2002
Mi largo ascenso a casa
marzo de 2002


Mi largo ascenso a casa

Me uní a la Iglesia en Inglaterra en 1965, pero la reacción hostil de mi padre y otras presiones terminaron por conducirme a la inactividad.

Aquellos fueron días dolorosos y tristes. Por fuera parecía fácil permanecer apartada del camino, y supongo que empecé a desobedecer la Palabra de Sabiduría para hacerme creer que no me importaba. Pero terminé por convencerme de que mi Padre Celestial ya no me amaba ni se preocupaba por mí, y me sentía totalmente rechazada y sola.

Los miembros aún me visitaban de vez en cuando, pero no resultó muy útil. Sentía resentimiento hacia ellos y a la vez les envidiaba.

Pero una noche, un par de misioneras mayores pasaron por la casa. Yo estaba dispuesta a hacerles pasar un mal rato para que no volvieran una segunda vez, pero algo dentro de mí me atraía hacia ellas. Habían ido como amigas y no a predicarme ni a hacerme sentir culpable.

Regresaron una y otra vez para trabajar en mi jardín, para quitar la pintura de una vieja cómoda y ayudar a restaurarla, pero más que nada para ser amigas mías. Empecé a percibir el amor del Salvador por medio de ellas mientras llenaban mi hogar con su clara dicha por vivir el Evangelio. Se ganaron mi confianza, algo que a mí me costaba otorgar.

Con demasiada rapidez terminó su servicio misional y regresaron a sus casas.

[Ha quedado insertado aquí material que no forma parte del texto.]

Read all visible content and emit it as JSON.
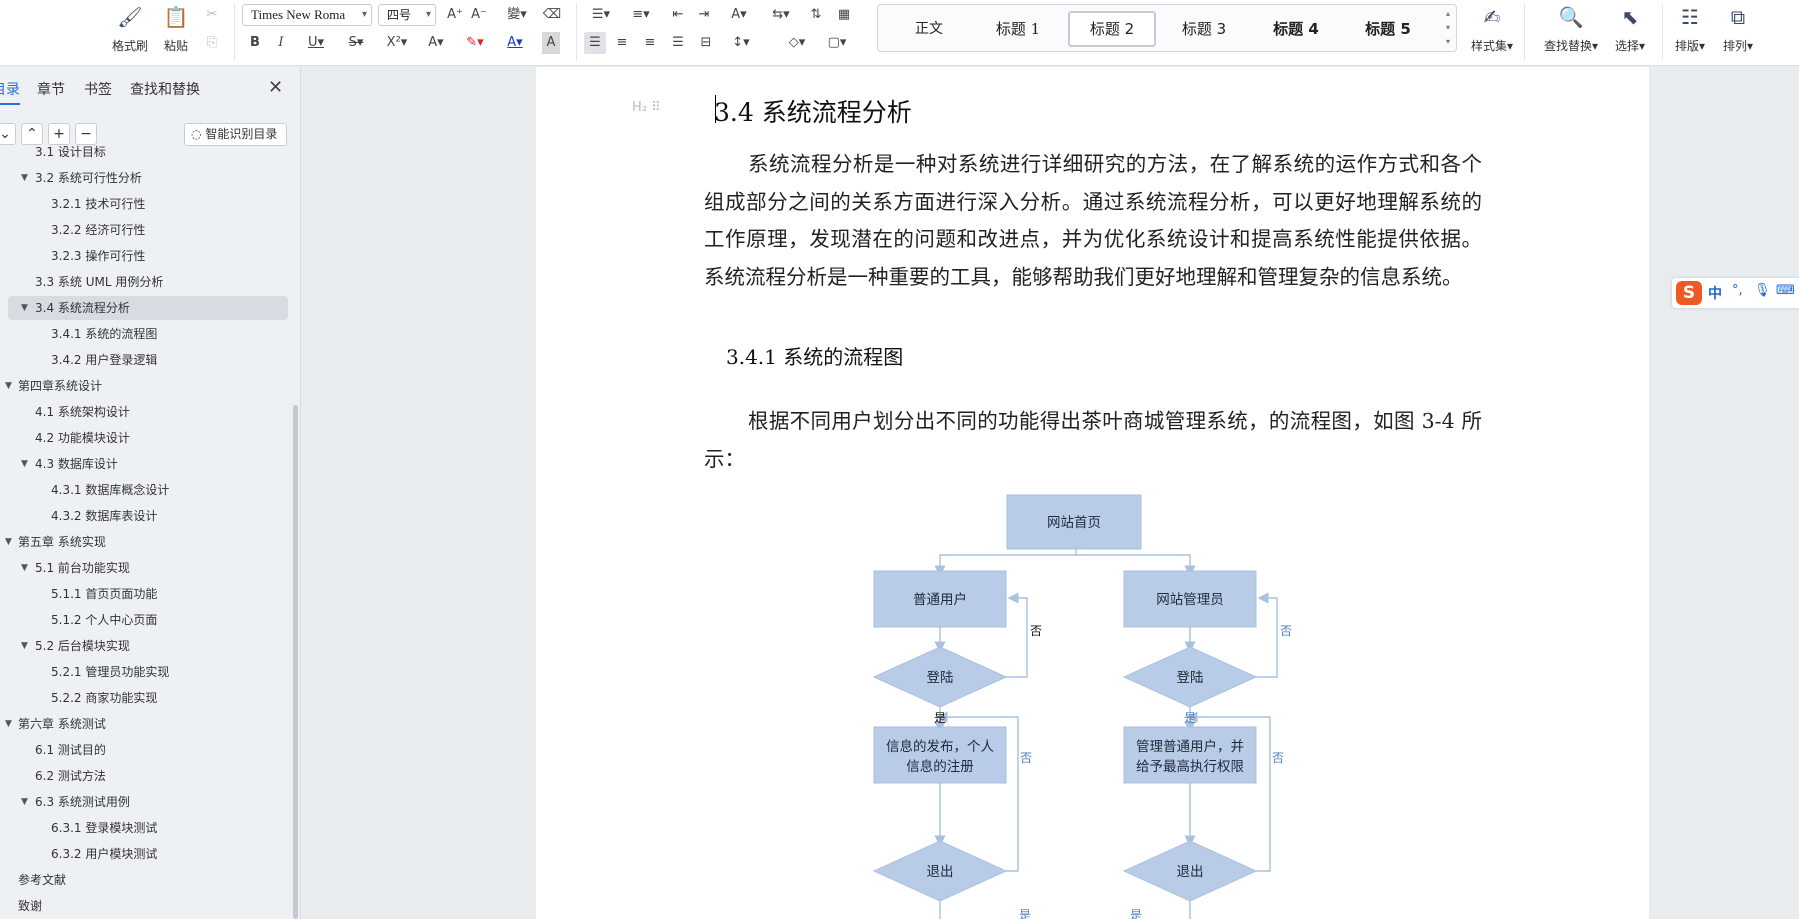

Con el tiempo las visité en los Estados Unidos. Sin embargo, como mi corazón todavía se mostraba rebelde con la Iglesia, no asistí a las reuniones durante el viaje. De hecho, disfruté mucho tomar café delante de mis dos amigas, intentando mostrarles por todos los medios que era una “intocable”; pero pronto descubrí que estaba muy lejos de serlo.

El sábado anterior a la Pascua, visitamos un parque conmemorativo en Glendale, California, y me impresionaron sobremanera los cuadros y las otras obras de arte sobre el Salvador. Parecía como si la Expiación se estuviera convirtiendo en algo real. Una semana más tarde me hallaba en el sur de Utah, el domingo de la conferencia general. Durante un momento que quedé a solas, encendí el televisor y oí un discurso del presidente Thomas S. Monson, Primer Consejero de la Primera Presidencia. Al escuchar a ese gran hombre, no pude contener las lágrimas de culpa y vergüenza.

Aquella tarde subí a uno de los puntos de observación del parque nacional que estaba visitando y, mientras caminaba, intenté ver mi vida objetivamente. Hallé que el ascenso, que en ocasiones resultaba difícil y extenuante, se comparaba a las pruebas de mi vida. Pero como alargué el paso y llegué al final de la subida, pude contemplar la belleza de la creación y sentirme eufórica.

El espíritu de rebelión no había desaparecido por completo de mi corazón, pero empezaba a sentir cómo se derretía la hostilidad. Comencé a tener sentimientos de amor, algo nuevo, hermoso y extraño en mí. También comencé a saber que podía ser amada; supe que debía cambiar mi vida y arrepentirme de verdad.

Cuando volví a casa, me sentía muy diferente en mi interior. Estaba empezando a sentir esperanza y aprendiendo a orar en busca de guía y perdón. El verdadero arrepentimiento no tuvo lugar de la noche a la mañana, sino que pasaron muchos meses antes de que sintiera que había sido perdonada. Tomé la decisión de volver a asistir a la Iglesia, aunque al hacerlo, lo que más me costaba era encontrar el valor para llegar hasta la puerta y entrar.

Me maravillo al pensar en el significado de la expiación del Salvador: “Cuán asombroso es que por amarme así muriera Él por mí” (“Asombro me da”, Himnos, N° 118). También es asombroso el que dos misioneras llegaran a mi vida en ese momento y compartieran conmigo su amor y ejemplo. No cabía en mí de gozo cuando finalmente fui al templo para recibir mi investidura acompañada de una de ellas.

Después de años de andar vagando, por fin había llegado a casa.

Mavis Grace Jones es miembro del Barrio Bristol 1, Estaca Bristol, Inglaterra.